9. Try the butterfly method. Every time you feel the urge to cut, instead draw a butterfly. Then draw a loved one's name or someone you want to get better,under it. Each time you cut, the butterfly dies and has to be washed off. If it wears off, that's o.k. That means you released it into the wild. Congrats for the self-control.

10. Talk to someone about it. A good friend. A trusted adult (parent, family member, teacher, or healthcare provider). Although this is hard, find someone safe and acknowledge you need help. Don't go it alone. This is an important step because it is the start of transitioning into recovery. Finding another positive way of expressing yourself.
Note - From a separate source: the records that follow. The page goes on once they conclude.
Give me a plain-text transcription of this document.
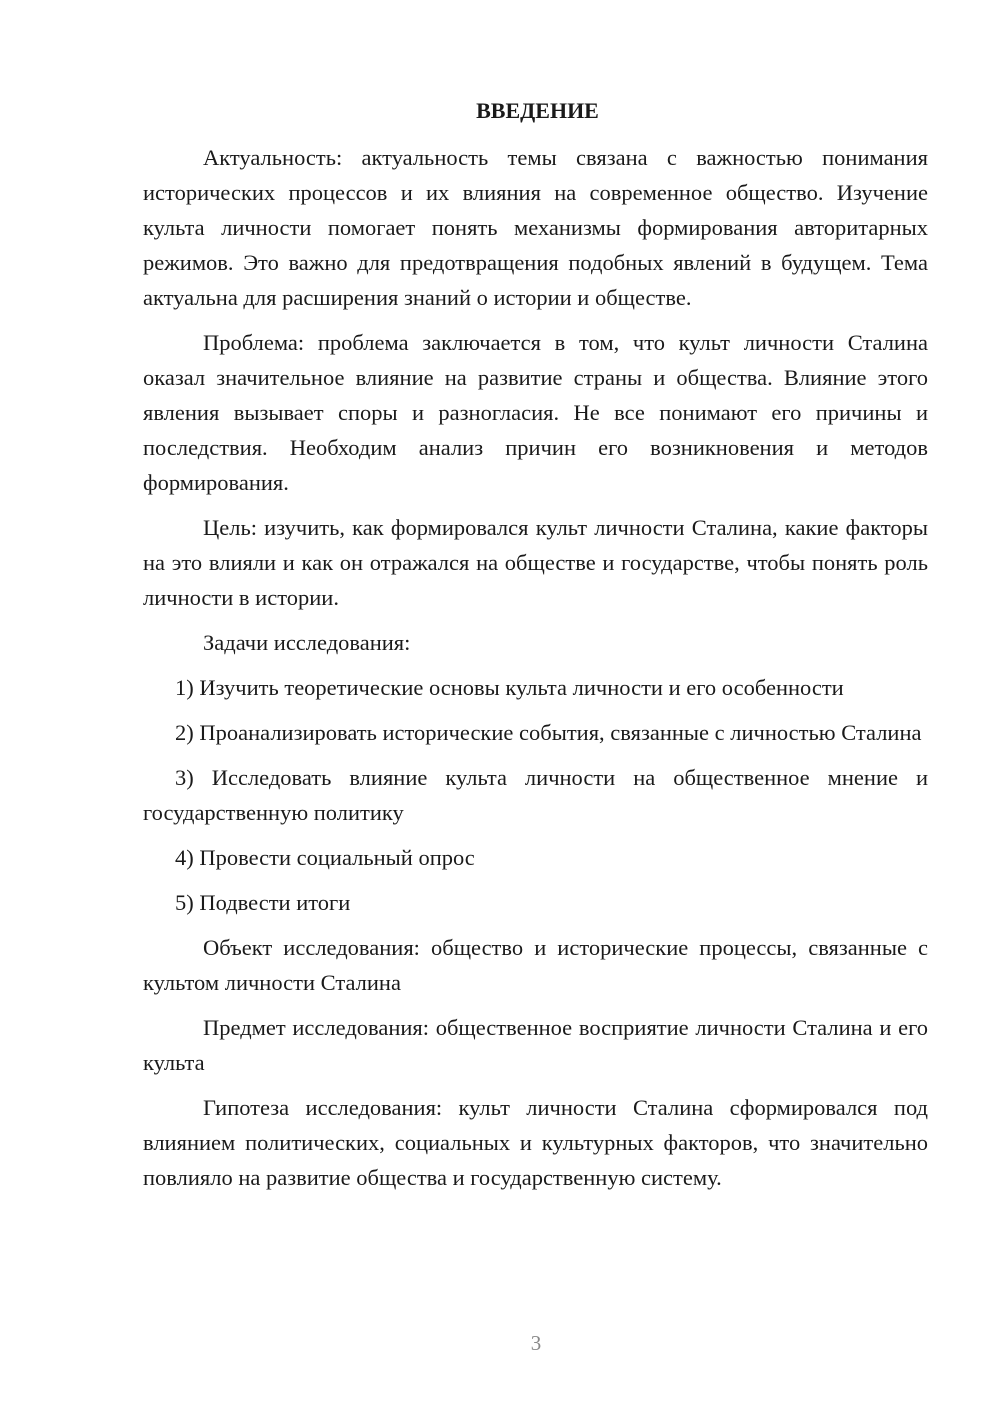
ВВЕДЕНИЕ

Актуальность: актуальность темы связана с важностью понимания исторических процессов и их влияния на современное общество. Изучение культа личности помогает понять механизмы формирования авторитарных режимов. Это важно для предотвращения подобных явлений в будущем. Тема актуальна для расширения знаний о истории и обществе.

Проблема: проблема заключается в том, что культ личности Сталина оказал значительное влияние на развитие страны и общества. Влияние этого явления вызывает споры и разногласия. Не все понимают его причины и последствия. Необходим анализ причин его возникновения и методов формирования.

Цель: изучить, как формировался культ личности Сталина, какие факторы на это влияли и как он отражался на обществе и государстве, чтобы понять роль личности в истории.

Задачи исследования:

1) Изучить теоретические основы культа личности и его особенности

2) Проанализировать исторические события, связанные с личностью Сталина

3) Исследовать влияние культа личности на общественное мнение и государственную политику

4) Провести социальный опрос

5) Подвести итоги

Объект исследования: общество и исторические процессы, связанные с культом личности Сталина

Предмет исследования: общественное восприятие личности Сталина и его культа

Гипотеза исследования: культ личности Сталина сформировался под влиянием политических, социальных и культурных факторов, что значительно повлияло на развитие общества и государственную систему.

3
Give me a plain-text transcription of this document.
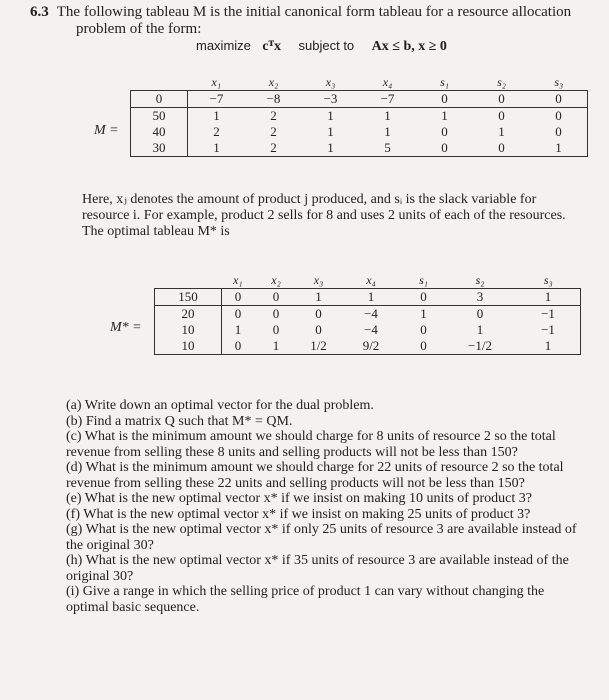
6.3 The following tableau M is the initial canonical form tableau for a resource allocation
problem of the form:
maximize cᵀx subject to Ax ≤ b, x ≥ 0
M =
	x₁	x₂	x₃	x₄	s₁	s₂	s₃
0	−7	−8	−3	−7	0	0	0
50	1	2	1	1	1	0	0
40	2	2	1	1	0	1	0
30	1	2	1	5	0	0	1
Here, xⱼ denotes the amount of product j produced, and sᵢ is the slack variable for
resource i. For example, product 2 sells for 8 and uses 2 units of each of the resources.
The optimal tableau M* is
M* =
	x₁	x₂	x₃	x₄	s₁	s₂	s₃
150	0	0	1	1	0	3	1
20	0	0	0	−4	1	0	−1
10	1	0	0	−4	0	1	−1
10	0	1	1/2	9/2	0	−1/2	1
(a) Write down an optimal vector for the dual problem.
(b) Find a matrix Q such that M* = QM.
(c) What is the minimum amount we should charge for 8 units of resource 2 so the total revenue from selling these 8 units and selling products will not be less than 150?
(d) What is the minimum amount we should charge for 22 units of resource 2 so the total revenue from selling these 22 units and selling products will not be less than 150?
(e) What is the new optimal vector x* if we insist on making 10 units of product 3?
(f) What is the new optimal vector x* if we insist on making 25 units of product 3?
(g) What is the new optimal vector x* if only 25 units of resource 3 are available instead of the original 30?
(h) What is the new optimal vector x* if 35 units of resource 3 are available instead of the original 30?
(i) Give a range in which the selling price of product 1 can vary without changing the optimal basic sequence.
-Find someone safe (be sure they aren't caught up in cutting too).
-Be courageous knowing there is no shame in asking for help.
-Be willing to find other methods of stress release.
-Break the cycle of unhealthy secrets.
-Request that your sharing your struggles, is to be kept private and not made public.
-Make a plan to call them when you feel like hurting yourself.
-Give yourself permission to make mistakes and sometimes relapse.
-Find a qualified counselor who can help you figure out the heart of your self-harm.
-ALWAYS remind yourself that YOU MATTER!!!